3. The anti-pollution consumable according to claim 1, wherein there are one to three drain holes.

4. The anti-pollution consumable according to claim 1, wherein the outer reaction tube is made of polypropylene, and the sleeve and the inner reaction tube are made of polymethyl methacrylate (PMMA).

5. The anti-pollution consumable according to claim 1, wherein the inner reaction tube and the sleeve are integratedly synthesized.

6. The anti-pollution consumable according to claim 1, wherein the inner reaction tube and the sleeve are separately synthesized.

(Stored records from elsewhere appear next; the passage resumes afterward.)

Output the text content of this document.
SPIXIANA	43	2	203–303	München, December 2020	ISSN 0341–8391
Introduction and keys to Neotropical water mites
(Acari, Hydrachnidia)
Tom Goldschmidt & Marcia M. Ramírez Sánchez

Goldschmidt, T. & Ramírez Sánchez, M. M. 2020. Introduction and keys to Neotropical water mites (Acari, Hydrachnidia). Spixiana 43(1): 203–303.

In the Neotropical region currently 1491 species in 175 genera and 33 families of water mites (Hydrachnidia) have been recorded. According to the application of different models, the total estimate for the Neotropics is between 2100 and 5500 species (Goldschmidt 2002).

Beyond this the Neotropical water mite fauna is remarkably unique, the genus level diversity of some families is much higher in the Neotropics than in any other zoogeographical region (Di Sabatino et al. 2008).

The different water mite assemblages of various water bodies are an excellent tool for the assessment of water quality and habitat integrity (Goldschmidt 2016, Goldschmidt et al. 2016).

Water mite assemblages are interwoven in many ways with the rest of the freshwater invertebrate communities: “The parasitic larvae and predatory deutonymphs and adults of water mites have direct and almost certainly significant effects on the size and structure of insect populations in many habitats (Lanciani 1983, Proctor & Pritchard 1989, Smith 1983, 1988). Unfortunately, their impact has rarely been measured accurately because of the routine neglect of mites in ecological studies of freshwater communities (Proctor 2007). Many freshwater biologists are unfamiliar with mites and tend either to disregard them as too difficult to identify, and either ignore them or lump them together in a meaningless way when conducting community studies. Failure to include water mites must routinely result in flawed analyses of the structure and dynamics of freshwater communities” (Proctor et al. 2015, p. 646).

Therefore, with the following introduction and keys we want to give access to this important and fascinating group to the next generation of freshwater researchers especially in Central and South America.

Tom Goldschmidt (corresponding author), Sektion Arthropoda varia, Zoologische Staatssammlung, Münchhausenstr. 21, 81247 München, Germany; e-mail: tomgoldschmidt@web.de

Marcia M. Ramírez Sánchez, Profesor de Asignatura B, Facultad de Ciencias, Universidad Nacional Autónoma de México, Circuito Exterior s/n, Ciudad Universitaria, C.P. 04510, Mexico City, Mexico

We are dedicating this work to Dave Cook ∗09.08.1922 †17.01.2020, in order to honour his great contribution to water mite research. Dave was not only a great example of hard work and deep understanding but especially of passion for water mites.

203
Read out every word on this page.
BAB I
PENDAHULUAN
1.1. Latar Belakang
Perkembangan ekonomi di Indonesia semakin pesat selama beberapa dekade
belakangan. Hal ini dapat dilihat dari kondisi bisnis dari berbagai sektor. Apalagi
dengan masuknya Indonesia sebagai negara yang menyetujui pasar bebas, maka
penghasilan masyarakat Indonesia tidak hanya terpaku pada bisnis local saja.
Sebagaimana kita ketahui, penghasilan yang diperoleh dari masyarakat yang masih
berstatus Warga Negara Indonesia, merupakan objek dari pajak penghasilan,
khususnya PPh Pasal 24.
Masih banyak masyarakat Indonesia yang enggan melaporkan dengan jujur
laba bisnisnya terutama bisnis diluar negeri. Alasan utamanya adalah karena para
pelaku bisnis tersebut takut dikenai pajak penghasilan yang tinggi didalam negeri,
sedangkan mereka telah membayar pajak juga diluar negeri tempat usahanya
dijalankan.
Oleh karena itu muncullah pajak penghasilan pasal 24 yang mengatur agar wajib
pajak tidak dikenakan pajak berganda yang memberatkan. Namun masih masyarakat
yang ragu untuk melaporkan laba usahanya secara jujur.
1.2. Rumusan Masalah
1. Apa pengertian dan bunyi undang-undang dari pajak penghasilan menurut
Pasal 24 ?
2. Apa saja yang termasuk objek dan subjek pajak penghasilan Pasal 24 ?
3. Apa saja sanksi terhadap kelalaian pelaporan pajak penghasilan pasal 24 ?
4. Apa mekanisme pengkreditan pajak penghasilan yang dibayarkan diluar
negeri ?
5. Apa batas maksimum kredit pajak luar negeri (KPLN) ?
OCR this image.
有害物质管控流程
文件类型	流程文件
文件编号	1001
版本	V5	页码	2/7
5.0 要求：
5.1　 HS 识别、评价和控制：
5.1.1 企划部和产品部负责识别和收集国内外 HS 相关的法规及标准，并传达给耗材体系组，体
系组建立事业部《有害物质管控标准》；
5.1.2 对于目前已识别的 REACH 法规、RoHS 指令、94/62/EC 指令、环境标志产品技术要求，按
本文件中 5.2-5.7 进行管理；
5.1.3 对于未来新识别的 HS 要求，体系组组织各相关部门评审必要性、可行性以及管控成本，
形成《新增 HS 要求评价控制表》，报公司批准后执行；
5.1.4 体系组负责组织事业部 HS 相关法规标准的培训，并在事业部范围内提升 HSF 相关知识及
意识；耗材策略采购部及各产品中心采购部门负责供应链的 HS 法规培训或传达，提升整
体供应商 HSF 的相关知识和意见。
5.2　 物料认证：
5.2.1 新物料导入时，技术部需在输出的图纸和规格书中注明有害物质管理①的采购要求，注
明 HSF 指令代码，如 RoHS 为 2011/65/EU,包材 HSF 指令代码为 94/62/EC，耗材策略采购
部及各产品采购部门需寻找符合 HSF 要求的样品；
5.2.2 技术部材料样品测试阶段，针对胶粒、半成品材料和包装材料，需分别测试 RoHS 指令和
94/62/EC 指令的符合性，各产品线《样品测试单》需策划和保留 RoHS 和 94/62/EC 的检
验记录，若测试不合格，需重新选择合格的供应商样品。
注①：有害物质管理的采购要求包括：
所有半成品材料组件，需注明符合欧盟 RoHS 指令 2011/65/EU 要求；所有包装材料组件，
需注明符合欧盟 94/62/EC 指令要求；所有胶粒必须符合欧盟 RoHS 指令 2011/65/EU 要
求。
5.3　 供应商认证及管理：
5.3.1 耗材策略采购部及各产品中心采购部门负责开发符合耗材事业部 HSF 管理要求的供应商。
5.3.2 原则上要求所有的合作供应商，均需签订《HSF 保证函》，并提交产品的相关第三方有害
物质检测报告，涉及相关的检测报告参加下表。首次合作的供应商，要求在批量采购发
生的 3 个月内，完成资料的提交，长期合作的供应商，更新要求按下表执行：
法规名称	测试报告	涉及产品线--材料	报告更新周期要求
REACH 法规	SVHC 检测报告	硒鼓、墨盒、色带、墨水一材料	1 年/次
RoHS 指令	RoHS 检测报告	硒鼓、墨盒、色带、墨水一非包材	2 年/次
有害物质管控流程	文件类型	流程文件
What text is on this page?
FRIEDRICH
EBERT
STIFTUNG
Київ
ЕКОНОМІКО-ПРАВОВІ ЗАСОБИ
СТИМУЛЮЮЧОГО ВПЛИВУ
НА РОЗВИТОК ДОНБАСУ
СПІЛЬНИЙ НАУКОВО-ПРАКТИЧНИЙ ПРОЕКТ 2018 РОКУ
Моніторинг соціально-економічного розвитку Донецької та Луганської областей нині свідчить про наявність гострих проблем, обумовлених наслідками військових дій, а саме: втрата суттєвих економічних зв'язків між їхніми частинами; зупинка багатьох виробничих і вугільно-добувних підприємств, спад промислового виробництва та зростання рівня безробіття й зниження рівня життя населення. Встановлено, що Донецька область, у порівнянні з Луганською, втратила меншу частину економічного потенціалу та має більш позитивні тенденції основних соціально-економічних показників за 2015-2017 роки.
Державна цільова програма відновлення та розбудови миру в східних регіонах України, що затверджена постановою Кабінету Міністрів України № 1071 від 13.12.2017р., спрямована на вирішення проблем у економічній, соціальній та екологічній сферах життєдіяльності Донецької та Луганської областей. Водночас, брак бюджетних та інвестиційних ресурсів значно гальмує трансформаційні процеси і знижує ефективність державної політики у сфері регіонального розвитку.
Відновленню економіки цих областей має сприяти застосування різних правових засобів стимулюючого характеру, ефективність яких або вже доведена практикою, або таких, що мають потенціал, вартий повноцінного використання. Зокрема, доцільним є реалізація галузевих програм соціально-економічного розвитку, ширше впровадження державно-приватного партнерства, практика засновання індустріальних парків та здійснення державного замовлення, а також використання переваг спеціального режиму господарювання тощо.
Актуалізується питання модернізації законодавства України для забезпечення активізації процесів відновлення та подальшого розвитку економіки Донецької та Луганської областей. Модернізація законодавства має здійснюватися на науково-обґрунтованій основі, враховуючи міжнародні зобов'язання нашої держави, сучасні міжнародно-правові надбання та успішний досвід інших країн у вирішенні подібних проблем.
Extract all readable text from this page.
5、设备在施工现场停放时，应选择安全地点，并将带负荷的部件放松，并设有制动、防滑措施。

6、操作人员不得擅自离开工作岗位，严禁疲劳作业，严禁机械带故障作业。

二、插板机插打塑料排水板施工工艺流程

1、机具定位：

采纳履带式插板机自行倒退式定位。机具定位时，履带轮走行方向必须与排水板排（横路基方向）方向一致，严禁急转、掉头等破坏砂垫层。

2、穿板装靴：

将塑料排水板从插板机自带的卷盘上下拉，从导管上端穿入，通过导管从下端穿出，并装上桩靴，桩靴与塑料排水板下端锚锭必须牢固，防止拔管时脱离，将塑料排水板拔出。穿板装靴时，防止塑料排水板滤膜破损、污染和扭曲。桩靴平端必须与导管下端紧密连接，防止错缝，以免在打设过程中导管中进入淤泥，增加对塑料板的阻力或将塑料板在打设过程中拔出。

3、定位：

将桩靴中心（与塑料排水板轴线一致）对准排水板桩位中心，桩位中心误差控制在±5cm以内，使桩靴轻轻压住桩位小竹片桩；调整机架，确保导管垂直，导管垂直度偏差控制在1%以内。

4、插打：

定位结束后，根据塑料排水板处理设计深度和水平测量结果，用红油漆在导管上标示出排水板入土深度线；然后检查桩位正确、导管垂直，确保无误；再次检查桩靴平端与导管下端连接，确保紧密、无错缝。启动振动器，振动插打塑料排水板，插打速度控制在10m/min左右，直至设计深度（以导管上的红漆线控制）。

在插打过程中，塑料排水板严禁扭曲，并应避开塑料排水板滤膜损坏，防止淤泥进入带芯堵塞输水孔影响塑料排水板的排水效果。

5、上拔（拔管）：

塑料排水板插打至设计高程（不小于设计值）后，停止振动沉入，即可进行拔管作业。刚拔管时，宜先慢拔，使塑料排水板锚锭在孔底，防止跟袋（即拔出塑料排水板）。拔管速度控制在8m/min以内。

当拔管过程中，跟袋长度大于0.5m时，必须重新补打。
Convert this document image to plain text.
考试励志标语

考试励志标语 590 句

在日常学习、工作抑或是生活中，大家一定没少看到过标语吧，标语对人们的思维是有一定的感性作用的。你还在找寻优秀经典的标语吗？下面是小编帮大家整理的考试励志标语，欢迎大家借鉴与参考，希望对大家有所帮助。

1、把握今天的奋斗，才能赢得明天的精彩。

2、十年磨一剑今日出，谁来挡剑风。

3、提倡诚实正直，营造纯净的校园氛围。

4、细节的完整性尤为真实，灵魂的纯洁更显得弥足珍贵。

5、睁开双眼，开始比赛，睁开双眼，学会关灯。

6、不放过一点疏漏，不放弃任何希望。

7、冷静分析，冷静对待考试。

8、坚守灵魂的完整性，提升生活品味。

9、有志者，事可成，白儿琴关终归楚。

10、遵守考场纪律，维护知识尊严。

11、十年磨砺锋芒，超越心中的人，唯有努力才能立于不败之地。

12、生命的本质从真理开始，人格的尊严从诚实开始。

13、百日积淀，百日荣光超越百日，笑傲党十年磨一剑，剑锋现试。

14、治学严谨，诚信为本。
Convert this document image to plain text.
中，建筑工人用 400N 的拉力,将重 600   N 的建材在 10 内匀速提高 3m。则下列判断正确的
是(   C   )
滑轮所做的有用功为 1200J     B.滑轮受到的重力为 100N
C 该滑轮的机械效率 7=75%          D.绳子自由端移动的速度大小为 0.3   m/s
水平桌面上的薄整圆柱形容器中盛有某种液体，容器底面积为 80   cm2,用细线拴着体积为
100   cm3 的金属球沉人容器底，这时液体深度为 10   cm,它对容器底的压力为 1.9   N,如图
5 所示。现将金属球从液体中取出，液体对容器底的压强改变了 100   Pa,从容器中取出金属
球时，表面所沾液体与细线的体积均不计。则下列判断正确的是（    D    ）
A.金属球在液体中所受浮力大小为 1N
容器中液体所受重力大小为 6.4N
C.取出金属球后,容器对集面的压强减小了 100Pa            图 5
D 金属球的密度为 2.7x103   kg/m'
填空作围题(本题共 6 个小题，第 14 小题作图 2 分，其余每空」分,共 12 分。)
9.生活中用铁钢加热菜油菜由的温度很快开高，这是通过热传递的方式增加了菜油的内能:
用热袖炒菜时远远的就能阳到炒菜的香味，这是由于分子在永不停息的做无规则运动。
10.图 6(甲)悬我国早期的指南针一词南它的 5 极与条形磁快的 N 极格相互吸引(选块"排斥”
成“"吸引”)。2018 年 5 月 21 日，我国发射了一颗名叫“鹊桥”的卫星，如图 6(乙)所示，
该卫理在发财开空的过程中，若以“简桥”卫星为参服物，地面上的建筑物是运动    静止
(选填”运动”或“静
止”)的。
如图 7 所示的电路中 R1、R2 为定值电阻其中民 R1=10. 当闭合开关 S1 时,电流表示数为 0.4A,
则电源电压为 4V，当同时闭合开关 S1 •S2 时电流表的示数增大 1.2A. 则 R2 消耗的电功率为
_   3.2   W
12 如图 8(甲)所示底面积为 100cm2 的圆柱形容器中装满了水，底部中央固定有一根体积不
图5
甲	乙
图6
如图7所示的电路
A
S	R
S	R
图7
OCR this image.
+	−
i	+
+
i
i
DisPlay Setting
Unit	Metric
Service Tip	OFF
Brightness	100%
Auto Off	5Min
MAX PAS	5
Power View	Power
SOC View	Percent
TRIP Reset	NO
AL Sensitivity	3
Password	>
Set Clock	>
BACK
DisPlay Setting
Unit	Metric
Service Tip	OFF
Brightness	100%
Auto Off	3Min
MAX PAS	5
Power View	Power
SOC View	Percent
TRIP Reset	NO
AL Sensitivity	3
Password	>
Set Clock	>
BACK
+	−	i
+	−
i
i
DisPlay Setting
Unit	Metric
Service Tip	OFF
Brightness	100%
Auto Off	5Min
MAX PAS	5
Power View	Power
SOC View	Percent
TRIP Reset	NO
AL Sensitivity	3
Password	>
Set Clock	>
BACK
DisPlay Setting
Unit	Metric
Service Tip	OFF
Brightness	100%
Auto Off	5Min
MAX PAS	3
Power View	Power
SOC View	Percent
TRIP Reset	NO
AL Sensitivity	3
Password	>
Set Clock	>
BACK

7. A method for Clustered Regularly Interspaced Short Palindromic Repeats (CRISPR) molecular diagnosis, the method comprising the following steps:

providing an anti-pollution consumable comprising: an outer reaction tube including a tube cap, a first hollow cylindrical upper body, and a first-type conical lower body with a closed bottom sequentially from top to bottom, the first-type conical lower body having a maximum inner diameter smaller than an inner diameter of the first hollow cylindrical upper body; a sleeve having an outer diameter the same as the inner diameter of the first hollow cylindrical upper body of the outer reaction tube, the sleeve having a height less than a height of the first hollow cylindrical upper body; and an inner reaction tube, wherein having a second hollow cylindrical upper body and a second-type conical lower body sequentially from top to bottom, a top end of the second hollow cylindrical upper body being externally connected with a fixing ring perpendicular to the second hollow cylindrical upper body, one or more drain holes being provided at a bottom of the second-type conical lower body, each drain hole having a diameter of 0.01-0.8 mm, and each drain hole being used for hydrophobic treatment, the second hollow cylindrical upper body having an outer diameter less than or equal to an inner diameter of the sleeve, the fixing ring having an outer diameter greater than the inner diameter of the sleeve and less than or equal to the inner diameter of the first hollow cylindrical upper body, and the inner reaction tube being fixed inside the outer reaction tube through the sleeve;

adding a CRISPR reagent to the outer reaction tube, and fixing the sleeve in the outer reaction tube;

adding a nucleic acid isothermal amplification reagent to the inner reaction tube, and fixing the inner reaction tube inside the sleeve through the fixing ring;

adding a nucleic acid sample to be detected into the inner reaction tube, and covering the tube cap of the outer reaction tube;

conducting nucleic acid isothermal amplification;

centrifuging after the nucleic acid isothermal amplification is finished; and

conducting nucleic acid detection.

8. The method according to claim 7, wherein the centrifuging is conducted at 600-6,000 rpm for 5-20 seconds.

9. The method according to claim 7, wherein the nucleic acid isothermal amplification is conducted at 36-40° C. for 20-30 minutes.

10. The method according to claim 7, wherein the nucleic acid detection is conducted at 36-40° C. for 15-20 minutes.

11. The anti-pollution consumable according to claim 2, wherein there are one to three drain holes.

12. The anti-pollution consumable according to claim 2, wherein the outer reaction tube is made of polypropylene, and the sleeve and the inner reaction tube are made of polymethyl methacrylate (PMMA).

13. The anti-pollution consumable according to claim 2, wherein the inner reaction tube and the sleeve are integratedly synthesized.

14. The anti-pollution consumable according to claim 2, wherein the inner reaction tube and the sleeve are separately synthesized.